Volume 2022 | Article ID 8613965 | https://doi.org/10.1155/2022/8613965

Renal Involvement of CD20-Negative Intravascular Large B Cell Lymphoma with Neurological Manifestations

Faten Aqeel,¹Serena M. Bagnasco,²and Duvuru Geetha¹

Academic Editor: Yoshihide Fujigaki

Received14 Jul 2022

Revised01 Sept 2022

Accepted02 Sept 2022

Published10 Sept 2022

Abstract

The involvement of hematological tumors such as lymphoma in the kidneys is a well-recognized phenomenon. Some of the distinct reported pathological processes resulting in kidney dysfunction include minimal change disease, lymphocytic invasion of the parenchyma, immune complex disposition, immunotactoid glomerulopathy, membranous glomerulopathy, and acute tubular injury. We report a rare case of CD20-negative intravascular lymphoma found on a kidney biopsy in a male with primary angiitis of the central nervous system (CNS) who presented with acute kidney injury and proteinuria. After the initiation of rituximab, cyclophosphamide, doxorubicin hydrochloride, vincristine sulfate, and prednisone (R-CHOP), kidney function improved and proteinuria resolved.

1. Introduction

Intravascular large B cell lymphoma (IVLBCL) is a rare subtype of extranodal non-Hodgkin lymphoma. It is characterized by the tendency of malignant cells to proliferate in the intraluminal space of small and medium vessels, sparing surrounding tissues [1]. The incidence rate of IVLBCL is 0.095 cases per 1,000,000 in the United States, with increasing incidence in recent years due to increased recognition [2]. The median age of diagnosis is between 60 and 70 years old with no clear sex preference [3]. The nervous system and skin have the highest incidence of involvement [4]. Renal involvement is rare, with only case reports published in the literature describing its manifestation.

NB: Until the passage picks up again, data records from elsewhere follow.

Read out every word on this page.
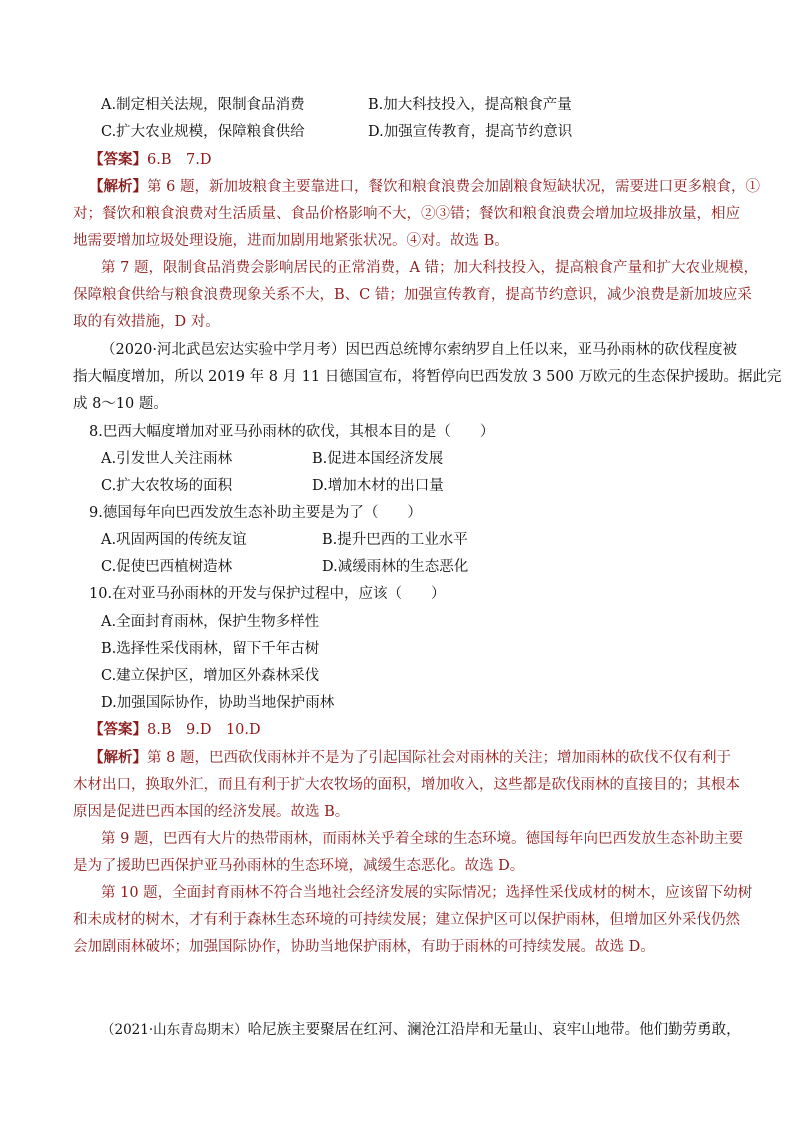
A.制定相关法规，限制食品消费	B.加大科技投入，提高粮食产量
C.扩大农业规模，保障粮食供给	D.加强宣传教育，提高节约意识
【答案】6.B　7.D
【解析】第 6 题，新加坡粮食主要靠进口，餐饮和粮食浪费会加剧粮食短缺状况，需要进口更多粮食，①
对；餐饮和粮食浪费对生活质量、食品价格影响不大，②③错；餐饮和粮食浪费会增加垃圾排放量，相应
地需要增加垃圾处理设施，进而加剧用地紧张状况。④对。故选 B。
第 7 题，限制食品消费会影响居民的正常消费，A 错；加大科技投入，提高粮食产量和扩大农业规模，
保障粮食供给与粮食浪费现象关系不大，B、C 错；加强宣传教育，提高节约意识，减少浪费是新加坡应采
取的有效措施，D 对。
（2020·河北武邑宏达实验中学月考）因巴西总统博尔索纳罗自上任以来，亚马孙雨林的砍伐程度被
指大幅度增加，所以 2019 年 8 月 11 日德国宣布，将暂停向巴西发放 3 500 万欧元的生态保护援助。据此完
成 8～10 题。
8.巴西大幅度增加对亚马孙雨林的砍伐，其根本目的是（　　）
A.引发世人关注雨林	B.促进本国经济发展
C.扩大农牧场的面积	D.增加木材的出口量
9.德国每年向巴西发放生态补助主要是为了（　　）
A.巩固两国的传统友谊	B.提升巴西的工业水平
C.促使巴西植树造林	D.减缓雨林的生态恶化
10.在对亚马孙雨林的开发与保护过程中，应该（　　）
A.全面封育雨林，保护生物多样性
B.选择性采伐雨林，留下千年古树
C.建立保护区，增加区外森林采伐
D.加强国际协作，协助当地保护雨林
【答案】8.B　9.D　10.D
【解析】第 8 题，巴西砍伐雨林并不是为了引起国际社会对雨林的关注；增加雨林的砍伐不仅有利于
木材出口，换取外汇，而且有利于扩大农牧场的面积，增加收入，这些都是砍伐雨林的直接目的；其根本
原因是促进巴西本国的经济发展。故选 B。
第 9 题，巴西有大片的热带雨林，而雨林关乎着全球的生态环境。德国每年向巴西发放生态补助主要
是为了援助巴西保护亚马孙雨林的生态环境，减缓生态恶化。故选 D。
第 10 题，全面封育雨林不符合当地社会经济发展的实际情况；选择性采伐成材的树木，应该留下幼树
和未成材的树木，才有利于森林生态环境的可持续发展；建立保护区可以保护雨林，但增加区外采伐仍然
会加剧雨林破坏；加强国际协作，协助当地保护雨林，有助于雨林的可持续发展。故选 D。
（2021·山东青岛期末）哈尼族主要聚居在红河、澜沧江沿岸和无量山、哀牢山地带。他们勤劳勇敢，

We describe a patient with primary angiitis of the central nervous system, on treatment with intravenous rituximab and corticosteroids, who presented with acute kidney injury and proteinuria. Kidney biopsy showed findings consistent with IVLBCL. Improvement in serum creatinine and proteinuria ensued the following therapy with R-CHOP.

2. Case Report

A 59-year-old man presented with acute kidney injury and proteinuria. He has a history of primary angiitis of the central nervous system (CNS) diagnosed one year before his presentation. His primary angiitis of the CNS initially manifested with recurrent admissions for various neurological deficits, including vertigo, gait instability, expressive aphasia, and cranial nerve palsies. Magnetic resonance imaging (MRI) of the brain showed multiple subacute ischemic strokes. A formal 4-vessel cerebral angiogram showed several fusiform aneurysmal dilations of cerebral arteries in the posterior fossa concerning for vasculitis. Brain biopsy revealed nonspecific focal leptomeningeal acute inflammation. Immunostaining for beta-amyloid highlighted scattered neocortical deposition and was negative in the vascular walls. No other stains were done. A lumbar puncture revealed a high total protein of 122 mg/dL (reference value 15–45 mg/dL) but was otherwise unremarkable. Serological studies were negative, including antineutrophilic cytoplasmic autoantibodies (ANCA) and antinuclear antibodies (ANA). The diagnosis of primary angiitis of the CNS was made based on his imaging findings, and treatment with intravenous rituximab and corticosteroids ensued. He received intravenous rituximab (two doses of 1 g, two weeks apart) in addition to intravenous pulse methylprednisolone 1 g for 5 days with improvement in his cognition. This was followed by 100 mg oral prednisone daily for 1.5 months and a slow taper. Four months later, he presented with worsening neurological symptoms while on 20 mg prednisone daily. Rituximab was administered again (two doses of 1 g, two weeks apart) with significant improvement. At six months and one year of treatment initiation, he remained on 5 mg prednisone daily with no recurrence of neurological symptoms.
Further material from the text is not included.